• 11ème étape

    Lugo - Alberone (84,8km) 9 h 41

    Très longue étape que celle reliant Lugo à Alberone et nous faisant quitter le bord de la mer Adriatique pour entre et traverser la plaine du Pô.

    L'infléchissement de la course vers l'ouest s'est accompagné d'un changement de paysage : ce n'est plus une zone touristique, mais une grande région agricole, très humide, avec de grandes cultures fruitières, céréalières et des rizières.

    Cette étape en plus d'être interminable s'est aussi avérée être très périlleuse. Autant que celle de la veille où d'ailleurs on a été légèrement déviés, à travers un champ suite à un carambolage mettant en scène un semi remorque et trois voitures : un mort, plusieurs blessés. Le réseau routier ne prévoit pas (ou plus) d'espaces pour les cyclistes et piétons. Combien de fois a-t-on failli être heurtés par des véhicules refusant de faire un écart et arrivant trop souvent à vive allure, et quand on conduit si vite avec son portable à la main, on se fiche éperdument des piétons. Que fait la police ?

    Ajoutons à cette longue journée de galère des orages à partir de la mi-journée rendant la course de plus en plus difficile et périlleuse.


    Heureusement aucun pépin n'est à déplorer, tous les coureurs au départ de Lugo sont arrivés à Alberone avec 84,8km de plus dans les jambes. Certains sont arrivés juste à la limite autorisée, soit après plus de 14h de course (ou de marche pour les plus handicapés. Il y a eu la veille et l'avant veille des abandons dont notamment celui de Jean Hervé qui n'avait plus l'envie de combattre, alors que son état physique s'était bien amélioré. Dommage que le clan Français soit amputé d'un de ses membres.


    J'ai eu de la chance, mon état de fraîcheur m'a permis d'effectuer un départ rapide si bien qu'au bout de quelques km je me suis retrouvé en tête du peloton des "6h", sachant que les 10/12 meilleurs prennent le départ à 7h. J'y suis resté 4h, courant entre 9,5 et 10km/h. Folie ? Non, juste un petit test sur la première moitié, qui équivaut à un marathon, que j'ai passé en 4h30 environ. Cela a dû en énerver certains et à partir du 4ème ravitaillement, celui du 42ème km, j'ai commencé à ralentir et donc à me faire doubler.
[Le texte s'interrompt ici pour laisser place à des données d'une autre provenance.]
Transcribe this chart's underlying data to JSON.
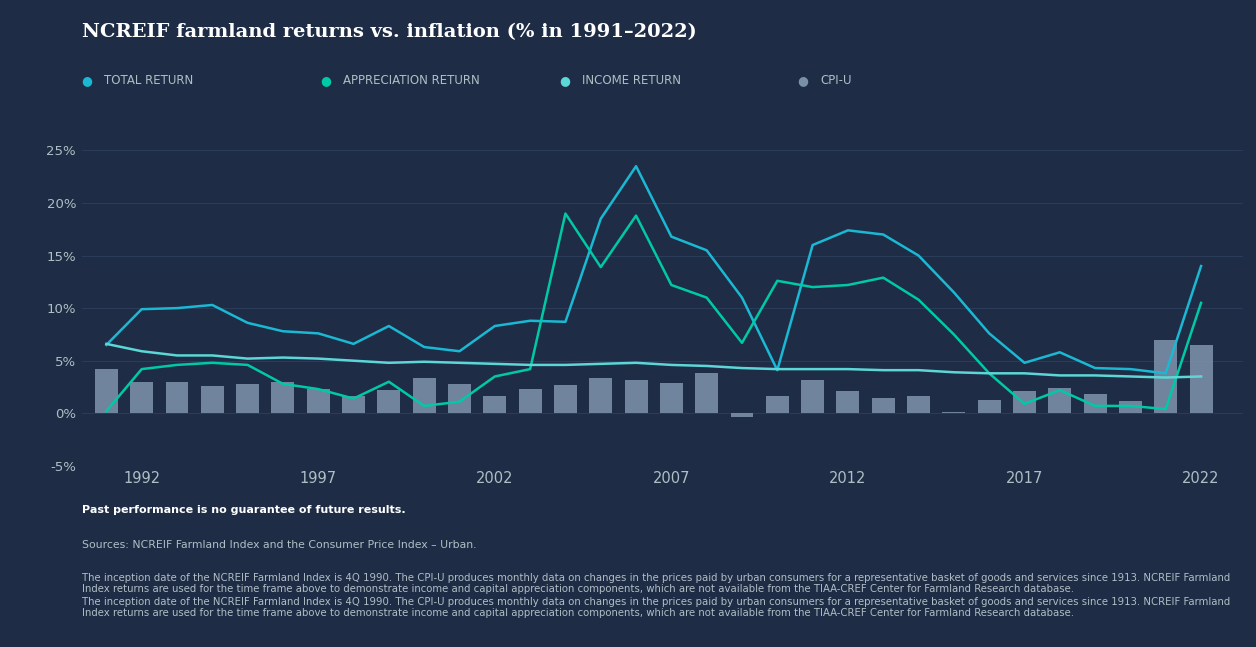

Je finis en "roue libre" non sans difficultés, mais pas moins vite que les fins des étapes précédentes. J'ai été un peu poussé par deux événements : le premier est qu'à la suite d'un long arrêt (5') à l'abri de la pluie violente et froide qui s'abattait, je me suis fait distancer par le groupe de coureurs qui m'aurait évité de me tromper de route car je les aurais eu à vue. Mais là, point de coureur en repère et ce qui devait arriver arriva, je me suis trompé de route dans une petite ville (Cento) et quand j'en eus atteint la limite, je me doutai bien qu'il se passait quelque chose de bizarre. Il n'y avait plus de flèches, mon road-book n'indiquait pas ce que je voyais. Donc demi tour et après avoir demandé à des passants, qui ont du me prendre pour un fou, s'ils n'avaient pas vu d'autres coureurs (imaginez, moi qui ne parle pas l'Italien ! ) je retrouvais enfin l'endroit où je m'étais trompé. En colère après moi-même et la pluie et le flècheur et ... de toute façon, c'est toujours de la faute des autres quand on perd de sa lucidité, je me mis à accélérer pour compenser ma perte de temps. J'en rattrapais Stéphane qui m'avait aperçu me tromper, mais qui était trop loin pour que je l'entende m'appeler et qui n'allait pas me suivre non plus, lui qui avait déjà souffert assez de ses releveurs.

    Au final, je n'ai sans doute pas perdu de temps car avec Stéphane nous finîmes l'étape ensemble à son rythme qui était un peu supérieur à celui que j'aurais adopté si je ne l'avais pas rattrapé.